Even the smallest fragment of root will regenerate and with the production of hundreds of seeds from each plant the potential for regeneration of plants and spread of seedlings is immense.
Dandelions are broad leaved, herbaceous, perenial plants and therefore systemic weedkiller such as round up containing glyphosate or a herbicide containing 2,4-D such as Weed-B-Gon will kill them without damaging grass.
For those who prefer less commercial methods vinegar has been shown to kill dandelions when applied directly onto the leaves. However vinegar is not selective.

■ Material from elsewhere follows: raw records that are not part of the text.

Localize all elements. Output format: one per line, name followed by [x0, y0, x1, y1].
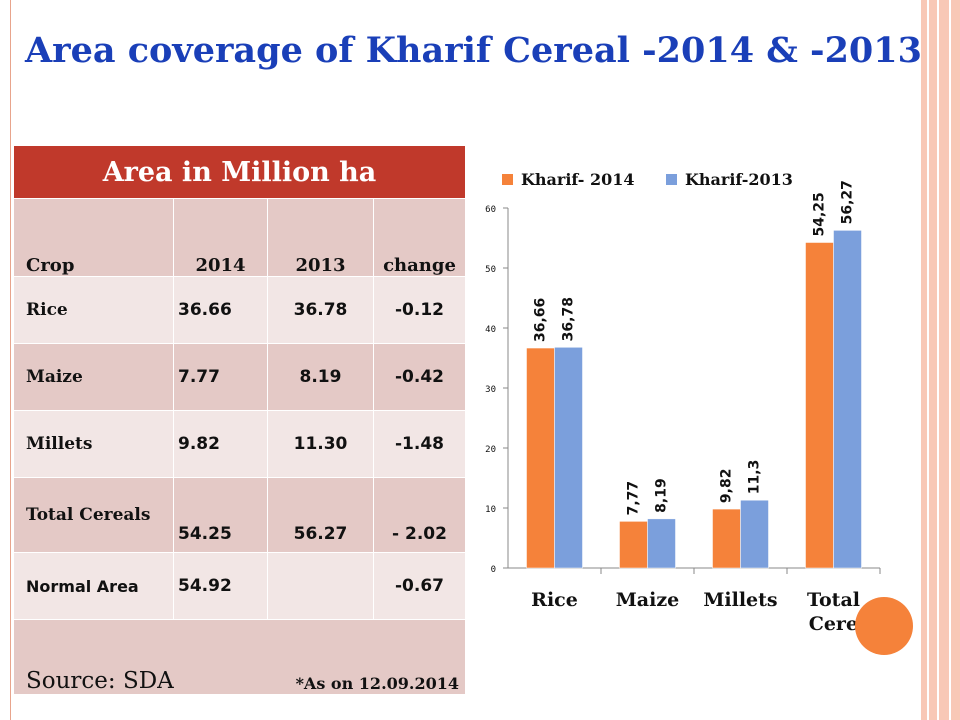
table-row: Maize 7.77 8.19 -0.42	[13, 343, 466, 411]
value-change: -1.48	[373, 410, 466, 478]
crop-name: Millets	[13, 410, 174, 478]
value-2014: 7.77	[173, 343, 268, 411]
value-2014: 54.92	[173, 552, 268, 620]
value-change: -0.42	[373, 343, 466, 411]
chart-categories: Rice Maize Millets Total Cereals	[531, 589, 888, 635]
bar	[647, 518, 676, 569]
col-header-change: change	[373, 198, 466, 277]
data-label: 11,3	[747, 460, 763, 495]
crop-name: Maize	[13, 343, 174, 411]
slide-title: Area coverage of Kharif Cereal -2014 & -…	[25, 30, 922, 71]
col-header-crop: Crop	[13, 198, 174, 277]
crop-name: Normal Area	[13, 552, 174, 620]
value-2013: 56.27	[267, 477, 374, 553]
bar	[805, 242, 834, 569]
bar	[712, 508, 741, 569]
y-tick-label: 10	[485, 505, 496, 515]
category-label: Rice	[531, 589, 578, 611]
chart-legend: Kharif- 2014 Kharif-2013	[502, 170, 793, 189]
data-label: 8,19	[654, 478, 670, 513]
table-row: Rice 36.66 36.78 -0.12	[13, 276, 466, 344]
category-label: Millets	[703, 589, 777, 611]
legend-label: Kharif-2013	[685, 170, 793, 189]
bar-chart: Kharif- 2014 Kharif-2013 0 10 20 30 40 50 60 36…	[485, 170, 888, 635]
y-tick-label: 50	[485, 265, 496, 275]
data-label: 36,66	[533, 298, 549, 342]
value-2014: 54.25	[173, 477, 268, 553]
data-label: 36,78	[561, 297, 577, 341]
chart-bars: 36,66 36,78 7,77 8,19 9,82 11,3 54,25 56,27	[526, 180, 862, 569]
y-tick-label: 0	[491, 565, 496, 575]
value-2013: 11.30	[267, 410, 374, 478]
legend-swatch	[502, 174, 513, 185]
crop-name: Rice	[13, 276, 174, 344]
col-header-2014: 2014	[173, 198, 268, 277]
left-border	[0, 0, 11, 720]
bar	[833, 230, 862, 569]
value-change: - 2.02	[373, 477, 466, 553]
value-change: -0.12	[373, 276, 466, 344]
source-text: Source: SDA	[26, 668, 174, 694]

If using a commercial weedkiller the active ingredient is translocated from the leaves to the root. Glyphosate is inactivated when it contacts soil. However, the time taken for it to become inactivated can vary from 3 days to over 2 years in Sweden. So the rate of degradation is closely linked with the soil type.
Glyphosate inhibits the action of an enzyme ( 5-enolpyruvylshikimate-3-phosphate synthase) involved in the synthesis of amino acids tyrosine, tryptophan and phenylalanine. It is absorbed through foliage and translocated to growing points it is therefore only effective on actively growing plants.
2,4-dichlorophenoxyacetic acid abbreviated as 2,4-D was one of the first herbicides to be used in the 1940s. It is inexpensive to manufacture and kills many broadleaved plants whilst leaving grasses largely unharmed.
Obviously if dandelions are treated with herbicides they should not be used for food or medicine as they will be contaminated.
Regularly mowing the lawn reduces the height of the dandelions and their leaf area. It is possible to individually remove the plants but it is time consuming.
Dandelion root extracts have been demonstrated to inhibit seed germination and have therefore an allelopathic effect on other plants. Leaf extracts produced much less inhibition.